There is no shame in going back to the bottom of the class. Many a career has been killed off early by biting off more than can be chewed.

In military terms, this is a tactical retreat, losing a battle to win a war. The objective hasn't changed, the strategy hasn't changed, but tactics are adjusted in the short term for long term gain.

And when Damon won a club bike race at Brands Hatch at a key point in his career, after a set of circumstances including a row with his girlfriend ahead of the race, he had a eureka moment:

I never ever forget what that first win taught me. It's not technique. It's not bravery. It's not hunger or anger. It's gathering up all the energy into one place in your body and directing it towards your one goal.

Again, the ability to focus and concentrate in that one moment, to exclude everything outside of achieving your goal when it most matters, is a winning mindset. 

As Hill's winning ways set in, two further lessons were to become apparent. First is the power of positive reinforcement. Multiple wins positively reinforced his belief that he was a winner, in turn making winning easier. Second, success opened the doors to the more advanced formulas of motor racing to him, but that carried a price, the price being for Formula 3, £150,000. In turn, he sought sponsorship for his drive via a telephone and the Yellow Pages. Unsurprisingly, ...

most of my conversations ended with a 'thanks, but no thanks'.

Hill did not let the word 'no' be the end of it. Tenacity, and admittedly a bit of luck helped. But to paraphrase in Hill's case, the more phone calls I make the luckier I get. The winning mind set does not stop at no.

Another Formula 1 triple World Champion, Niki Lauda. had famously borrowed so much money to finance his drive that the survival of the bank from which he had borrowed was almost at stake given the sheer size of his accumulated debt. And again, the 1992 World Champion Nigel Mansell had earlier in his career re-mortgaged his house and sold everything he owned backing his belief in himself. Rightly or wrongly, Hill drew the conclusion

...only the faint-hearted did not borrow money. By this logic, I would have been bottling out if I didn't expose myself to a huge debt

As the debts mounted, Damon would in due course wonder whether he had done the right thing (and vowed never to do it again) but he was always sustained by his belief in himself and he never considered quitting the goal for a 'normal' job ("for as long as I was alive and kicking, I'd never give up").

I do like a story he tells about his Williams team-mate, Alain Prost. Damon was the junior of the team and keen to learn from an already established world champion. Hill recounts a debriefing with Prost:

In the engineering debrief following a qualfying session, I said to him, 'Alain, in Turn 4, my car is doing this' - indicating the movement of the car with my hands. 'What's your car like through there?'
'Yes,' he said in his quiet, famous nasally French accented voice, 'my car does the same.' That was all I got out of him.

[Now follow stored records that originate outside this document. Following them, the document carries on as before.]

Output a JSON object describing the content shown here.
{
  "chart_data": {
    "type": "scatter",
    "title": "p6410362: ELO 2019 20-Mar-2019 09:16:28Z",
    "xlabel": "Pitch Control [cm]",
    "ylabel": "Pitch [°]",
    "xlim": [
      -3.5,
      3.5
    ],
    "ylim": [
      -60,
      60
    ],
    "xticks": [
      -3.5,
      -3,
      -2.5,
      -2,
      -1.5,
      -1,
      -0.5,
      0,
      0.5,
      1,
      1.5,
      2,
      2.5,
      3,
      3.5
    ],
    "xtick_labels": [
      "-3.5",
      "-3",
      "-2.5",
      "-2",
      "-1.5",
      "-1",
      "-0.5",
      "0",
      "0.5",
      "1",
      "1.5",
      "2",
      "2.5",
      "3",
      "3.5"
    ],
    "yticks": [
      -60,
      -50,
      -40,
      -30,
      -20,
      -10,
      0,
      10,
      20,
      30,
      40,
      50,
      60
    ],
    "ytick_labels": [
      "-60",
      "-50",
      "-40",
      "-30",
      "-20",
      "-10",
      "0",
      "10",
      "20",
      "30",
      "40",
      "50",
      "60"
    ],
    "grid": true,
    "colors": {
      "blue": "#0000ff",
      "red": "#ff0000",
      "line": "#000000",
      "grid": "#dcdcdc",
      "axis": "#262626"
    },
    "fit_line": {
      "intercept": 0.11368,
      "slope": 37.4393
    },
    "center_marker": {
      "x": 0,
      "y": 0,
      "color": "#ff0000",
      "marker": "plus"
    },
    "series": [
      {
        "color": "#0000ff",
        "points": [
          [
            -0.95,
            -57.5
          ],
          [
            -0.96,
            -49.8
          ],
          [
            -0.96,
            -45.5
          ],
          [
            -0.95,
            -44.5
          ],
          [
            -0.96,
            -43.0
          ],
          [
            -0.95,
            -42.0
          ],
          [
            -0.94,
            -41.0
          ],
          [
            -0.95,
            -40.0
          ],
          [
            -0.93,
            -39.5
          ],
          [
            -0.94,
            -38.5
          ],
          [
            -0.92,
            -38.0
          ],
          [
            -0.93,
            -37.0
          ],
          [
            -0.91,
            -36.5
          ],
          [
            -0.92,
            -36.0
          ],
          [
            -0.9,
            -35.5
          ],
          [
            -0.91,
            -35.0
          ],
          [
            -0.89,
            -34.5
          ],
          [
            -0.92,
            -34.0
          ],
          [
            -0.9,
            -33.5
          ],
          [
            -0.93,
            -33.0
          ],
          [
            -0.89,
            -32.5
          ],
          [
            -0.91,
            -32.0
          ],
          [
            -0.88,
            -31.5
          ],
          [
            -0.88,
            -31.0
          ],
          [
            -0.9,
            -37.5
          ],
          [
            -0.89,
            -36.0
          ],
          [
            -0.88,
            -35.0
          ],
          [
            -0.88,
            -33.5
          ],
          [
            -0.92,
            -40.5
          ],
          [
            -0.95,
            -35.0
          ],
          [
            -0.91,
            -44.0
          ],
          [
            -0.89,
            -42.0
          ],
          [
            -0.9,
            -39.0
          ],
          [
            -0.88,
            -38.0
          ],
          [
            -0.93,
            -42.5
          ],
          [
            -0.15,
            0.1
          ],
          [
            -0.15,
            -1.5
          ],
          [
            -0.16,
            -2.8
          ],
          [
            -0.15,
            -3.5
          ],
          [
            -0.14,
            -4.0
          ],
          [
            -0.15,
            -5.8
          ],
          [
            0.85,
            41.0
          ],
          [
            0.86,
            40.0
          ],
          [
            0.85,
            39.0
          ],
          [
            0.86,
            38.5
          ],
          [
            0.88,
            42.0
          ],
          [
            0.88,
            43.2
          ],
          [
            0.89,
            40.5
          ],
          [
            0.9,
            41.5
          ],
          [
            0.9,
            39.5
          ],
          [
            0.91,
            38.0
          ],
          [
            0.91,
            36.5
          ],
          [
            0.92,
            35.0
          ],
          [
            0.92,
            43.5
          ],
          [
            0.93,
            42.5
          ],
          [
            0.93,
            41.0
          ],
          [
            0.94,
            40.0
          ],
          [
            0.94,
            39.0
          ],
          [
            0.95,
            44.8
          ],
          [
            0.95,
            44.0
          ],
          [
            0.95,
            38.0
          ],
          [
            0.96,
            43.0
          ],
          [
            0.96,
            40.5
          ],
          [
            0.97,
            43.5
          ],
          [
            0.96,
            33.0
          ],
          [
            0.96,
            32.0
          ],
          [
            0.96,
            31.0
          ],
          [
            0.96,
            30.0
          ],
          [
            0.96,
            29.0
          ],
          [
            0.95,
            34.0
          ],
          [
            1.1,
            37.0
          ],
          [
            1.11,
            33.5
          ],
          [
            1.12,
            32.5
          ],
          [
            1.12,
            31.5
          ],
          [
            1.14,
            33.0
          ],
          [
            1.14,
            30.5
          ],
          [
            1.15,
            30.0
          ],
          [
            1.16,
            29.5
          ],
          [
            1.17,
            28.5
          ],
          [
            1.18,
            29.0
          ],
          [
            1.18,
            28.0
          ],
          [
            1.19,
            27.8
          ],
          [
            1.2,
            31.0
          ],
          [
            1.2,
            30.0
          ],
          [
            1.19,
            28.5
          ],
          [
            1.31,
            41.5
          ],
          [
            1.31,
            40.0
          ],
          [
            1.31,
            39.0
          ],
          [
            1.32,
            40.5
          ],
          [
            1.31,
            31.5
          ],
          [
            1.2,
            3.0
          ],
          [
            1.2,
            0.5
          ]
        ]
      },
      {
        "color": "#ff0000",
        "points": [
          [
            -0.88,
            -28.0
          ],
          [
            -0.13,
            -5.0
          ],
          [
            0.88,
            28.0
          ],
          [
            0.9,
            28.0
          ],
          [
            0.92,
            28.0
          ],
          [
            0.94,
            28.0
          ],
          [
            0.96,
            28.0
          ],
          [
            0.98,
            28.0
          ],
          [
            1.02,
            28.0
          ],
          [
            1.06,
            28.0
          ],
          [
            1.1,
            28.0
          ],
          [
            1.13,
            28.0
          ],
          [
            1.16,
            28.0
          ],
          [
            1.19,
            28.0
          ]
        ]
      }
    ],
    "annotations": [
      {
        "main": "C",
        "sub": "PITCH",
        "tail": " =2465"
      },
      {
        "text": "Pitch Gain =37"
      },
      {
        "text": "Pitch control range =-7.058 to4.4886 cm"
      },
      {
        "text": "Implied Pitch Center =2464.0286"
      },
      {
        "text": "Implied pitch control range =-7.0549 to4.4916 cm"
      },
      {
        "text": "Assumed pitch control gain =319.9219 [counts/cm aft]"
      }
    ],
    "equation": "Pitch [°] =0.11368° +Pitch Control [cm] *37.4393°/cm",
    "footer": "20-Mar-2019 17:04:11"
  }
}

They might have been team-mates, Damon was by far the junior and inferior driver, arguably no real threat to him, but Prost recognised that Hill was still 'the competition' so why help him go faster? Simply put, you don't give away your competitive advantage - to anyone!

Finally, two further and related thoughts on winning from other people that Damon grafted into his own playbook:

My mechanic, Les Jones, used to joke about our tactics before a race. He would say, 'Get in front and improve your position.'

and Ayrton Senna, for many the greatest F1 talent of all time:

On many occasions I have found satisfaction from beating my own achievements. Many times I find myself in a comfortable position and I don't feel happy about it. I feel it is right to slow down, but something inside me, something very strong, pushes me on, makes me try to beat myself. It is...an enormous desire to go further and further, to travel beyond my own limits.

There is no such thing in my view as a single winning mind set, different people do it in different ways, so for example Steve Jobs was very different to Bill Gates, but the common traits between winners are extensive. Damon Hill's autobiography reveals a mindset that has much in common with other leading sports stars and other winners more broadly, with some of the key points drawn out above. Worth a read.